Bobby Molloy RIP

bobbymolloy_largeGrowing up as a enthusiastic member of the Young Progressive Democrats in the early 1990s, one was aware of the hierarchy in the party.

First, there was Dessie, the boss (but not in the CJ way), rockstar, party founder. Then, there was Mary, Michael and Pat, the young (and they were. People forget that.) dynamos, each one a party leader in waiting in their own right.

But in the middle, just under Dessie, was Bobby Molloy. The adult. The grown up. To us, Bobby was Mr Solid. Everywhere else in the country, even in Limerick and the supposedly PD “heartland” of south Dublin delivering PD votes and seats was an often insurmountable challenge. But not in Bobby Molloy country, one of only two constituencies in the country where the PDs never lost their seat.

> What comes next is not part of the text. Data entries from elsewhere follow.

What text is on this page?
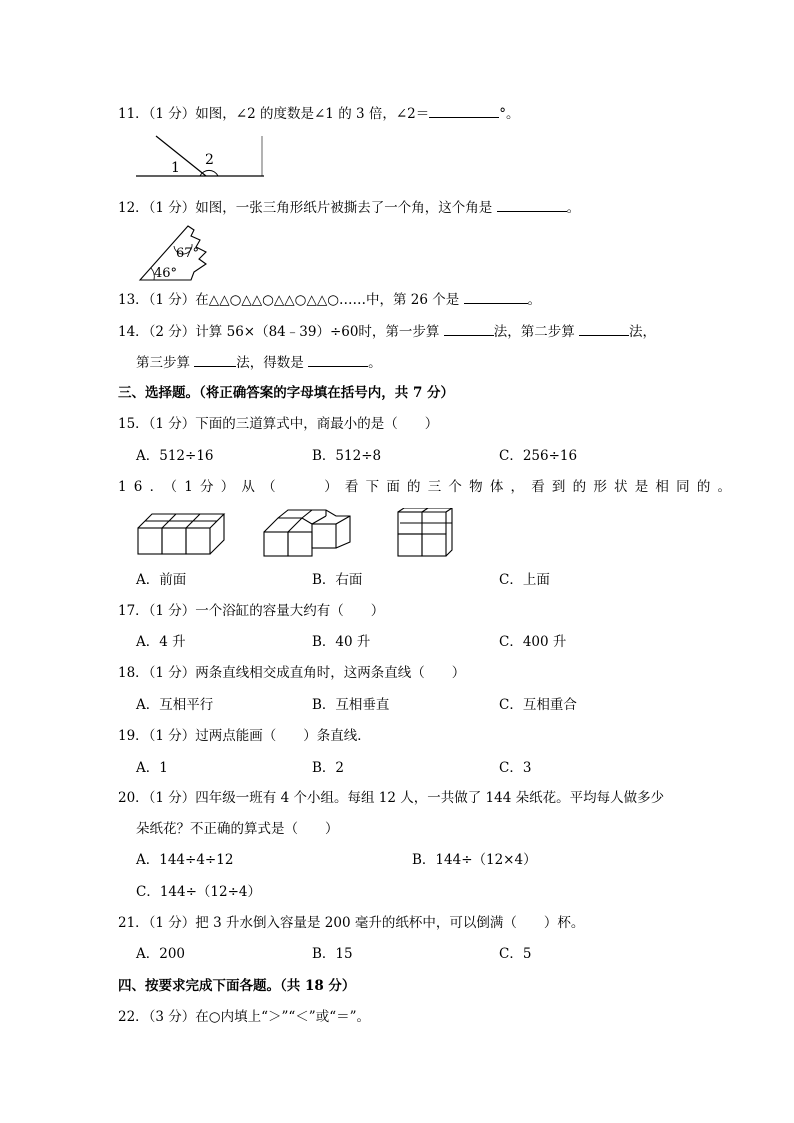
11．（1 分）如图，∠2 的度数是∠1 的 3 倍，∠2＝	°。
1 2
12．（1 分）如图，一张三角形纸片被撕去了一个角，这个角是	。
67°
46°
13．（1 分）在△△○△△○△△○△△○……中，第 26 个是	。
14．（2 分）计算 56×（84﹣39）÷60时，第一步算	法，第二步算	法，
第三步算	法，得数是	。
三、选择题。（将正确答案的字母填在括号内，共 7 分）
15．（1 分）下面的三道算式中，商最小的是（　　）
A．512÷16	B．512÷8	C．256÷16
16．（1分）从（　　）看下面的三个物体，看到的形状是相同的。
A．前面	B．右面	C．上面
17．（1 分）一个浴缸的容量大约有（　　）
A．4 升	B．40 升	C．400 升
18．（1 分）两条直线相交成直角时，这两条直线（　　）
A．互相平行	B．互相垂直	C．互相重合
19．（1 分）过两点能画（　　）条直线．
A．1	B．2	C．3
20．（1 分）四年级一班有 4 个小组。每组 12 人，一共做了 144 朵纸花。平均每人做多少
朵纸花？不正确的算式是（　　）
A．144÷4÷12	B．144÷（12×4）
C．144÷（12÷4）
21．（1 分）把 3 升水倒入容量是 200 毫升的纸杯中，可以倒满（　　）杯。
A．200	B．15	C．5
四、按要求完成下面各题。（共 18 分）
22．（3 分）在○内填上“＞”“＜”或“＝”。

That wasn’t the party brand. That was Bobby Molloy, and understandable too. Some would say that it was the Fianna Failer in him, indeed that he was an FFer in all but name, but people forget: he didn’t have to defect. He could have kept his mouth shut and stayed in FF and been guaranteed a future, but he didn’t. He took the leap.

It was due to Bobby that the party had a conscience clause, something FF now takes as normal. It was also Bobby who delivered once, to a branch meeting, the best synopsis of what the PD credo was. We were, he said, the party that wants to make the national cake bigger, because that’s the best way of skimming a chunk off to help people at the bottom.

That was the PD credo right there.

Politics aside, he was a gent. He gave me, along with so many Young PDs, a kind word when he didn’t have to. I still remember, in a speech he gave, referencing remarks I’d made in a speech a half hour earlier. It doesn’t sound like much now, but when you’re a nervous teenager starting out it matters. It meant an awful lot to me.

Bobby Molloy left politics and the country in a better state than he found it, and for that, those of us who knew him ever so slightly were all the better for it. God bless.